HAI-online.com - Bulan Mei adalah bulan penting bagi negara kita. Ada sejumlah momen penting nasional yang terjadi. Yang tercatat di kalender senggaknya ada tiga: hari buruh, hari Pendidikan Nasional dan Hari Kebangkitan Nasional. Namun, kita harus selalu inget bahwa di paruh kedua bulan Mei ada momen penting juga yang perlu kita peringati, yaitu perjuangan reformasi yang terjadi Mei 1998.

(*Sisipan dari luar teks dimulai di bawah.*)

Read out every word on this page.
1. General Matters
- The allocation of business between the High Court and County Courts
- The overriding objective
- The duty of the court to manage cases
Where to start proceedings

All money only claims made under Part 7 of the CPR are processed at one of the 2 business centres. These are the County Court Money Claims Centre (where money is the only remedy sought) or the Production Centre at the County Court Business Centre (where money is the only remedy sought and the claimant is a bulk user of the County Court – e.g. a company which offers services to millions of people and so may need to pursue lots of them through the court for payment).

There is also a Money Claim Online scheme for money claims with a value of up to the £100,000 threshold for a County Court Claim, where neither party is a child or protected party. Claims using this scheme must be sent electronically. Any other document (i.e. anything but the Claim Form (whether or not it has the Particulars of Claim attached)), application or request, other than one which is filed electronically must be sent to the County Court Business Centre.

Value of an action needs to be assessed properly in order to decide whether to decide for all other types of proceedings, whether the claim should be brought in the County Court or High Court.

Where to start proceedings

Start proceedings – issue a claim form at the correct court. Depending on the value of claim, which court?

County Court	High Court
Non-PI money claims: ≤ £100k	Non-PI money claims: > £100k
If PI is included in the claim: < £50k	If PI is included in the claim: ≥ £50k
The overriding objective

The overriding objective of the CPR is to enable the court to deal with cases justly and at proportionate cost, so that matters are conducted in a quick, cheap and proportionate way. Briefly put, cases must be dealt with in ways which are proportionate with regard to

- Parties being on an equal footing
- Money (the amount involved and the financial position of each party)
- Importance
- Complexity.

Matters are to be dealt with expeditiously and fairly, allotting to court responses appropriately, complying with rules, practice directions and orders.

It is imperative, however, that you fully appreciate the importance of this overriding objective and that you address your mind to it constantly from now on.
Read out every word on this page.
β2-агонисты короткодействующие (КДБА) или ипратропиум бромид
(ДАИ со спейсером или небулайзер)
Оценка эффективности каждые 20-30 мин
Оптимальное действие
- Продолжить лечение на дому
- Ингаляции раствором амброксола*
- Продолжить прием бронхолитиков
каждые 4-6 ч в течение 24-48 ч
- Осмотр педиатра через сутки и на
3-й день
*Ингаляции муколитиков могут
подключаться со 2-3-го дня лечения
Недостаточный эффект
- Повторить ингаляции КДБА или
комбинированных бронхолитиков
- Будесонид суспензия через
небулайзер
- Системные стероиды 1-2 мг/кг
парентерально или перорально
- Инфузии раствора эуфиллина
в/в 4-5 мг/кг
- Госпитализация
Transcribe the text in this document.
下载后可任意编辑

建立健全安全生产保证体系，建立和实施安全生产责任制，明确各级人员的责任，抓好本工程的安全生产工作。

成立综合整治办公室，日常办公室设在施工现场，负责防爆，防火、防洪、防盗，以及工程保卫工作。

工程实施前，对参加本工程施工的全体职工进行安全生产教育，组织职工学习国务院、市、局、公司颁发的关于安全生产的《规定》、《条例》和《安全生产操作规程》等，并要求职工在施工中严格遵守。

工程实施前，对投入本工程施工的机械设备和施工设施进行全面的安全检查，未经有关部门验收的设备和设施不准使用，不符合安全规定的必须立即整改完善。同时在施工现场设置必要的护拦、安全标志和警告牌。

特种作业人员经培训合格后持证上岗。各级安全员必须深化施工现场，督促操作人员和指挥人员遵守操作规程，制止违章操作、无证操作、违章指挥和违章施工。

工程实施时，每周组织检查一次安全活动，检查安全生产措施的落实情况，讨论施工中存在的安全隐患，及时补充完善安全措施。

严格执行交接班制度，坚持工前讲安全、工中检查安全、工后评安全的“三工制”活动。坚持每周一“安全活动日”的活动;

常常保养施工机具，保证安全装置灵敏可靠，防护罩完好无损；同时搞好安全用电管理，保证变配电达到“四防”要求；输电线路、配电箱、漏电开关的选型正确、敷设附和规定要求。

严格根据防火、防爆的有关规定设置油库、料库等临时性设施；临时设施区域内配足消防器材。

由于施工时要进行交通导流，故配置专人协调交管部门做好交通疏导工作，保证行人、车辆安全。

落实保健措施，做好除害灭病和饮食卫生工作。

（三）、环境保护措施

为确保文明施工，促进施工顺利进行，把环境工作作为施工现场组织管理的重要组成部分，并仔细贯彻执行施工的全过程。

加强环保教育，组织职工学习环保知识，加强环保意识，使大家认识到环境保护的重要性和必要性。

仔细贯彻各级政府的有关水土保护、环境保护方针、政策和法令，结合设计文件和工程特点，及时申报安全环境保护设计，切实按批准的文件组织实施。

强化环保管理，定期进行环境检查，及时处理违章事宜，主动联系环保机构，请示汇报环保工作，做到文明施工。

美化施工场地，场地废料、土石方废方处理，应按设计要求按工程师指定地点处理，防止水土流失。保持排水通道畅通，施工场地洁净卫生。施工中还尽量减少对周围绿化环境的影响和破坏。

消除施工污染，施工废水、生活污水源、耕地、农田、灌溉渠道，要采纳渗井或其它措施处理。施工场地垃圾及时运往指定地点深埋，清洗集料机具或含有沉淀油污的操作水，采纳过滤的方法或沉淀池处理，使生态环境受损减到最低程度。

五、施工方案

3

Nah, hari ini, 18 Mei dua puluh tahun. Mahasiswa dari berbagai universitas kompak mendantangi gedung MPR/DPR untuk mendudukinya sebagai bentuk tuntutan agar Presiden Soeharto mundur diri dari jabatannya.
Kita mundur dulu ceritanya. Pada 11 Maret 1998, Soeharto ditunjuk lagi untuk menjadi presiden dengan BJ Habibie sebagai wakilnya. Kabinet Pembangunan VII pun dibentuk.
Sejak itulah demonstrasi mahasiswa semakin besar dan berani. Apalagi situasi ekonomi semakin memburuk. Harga BBM saat itu melambung, sob!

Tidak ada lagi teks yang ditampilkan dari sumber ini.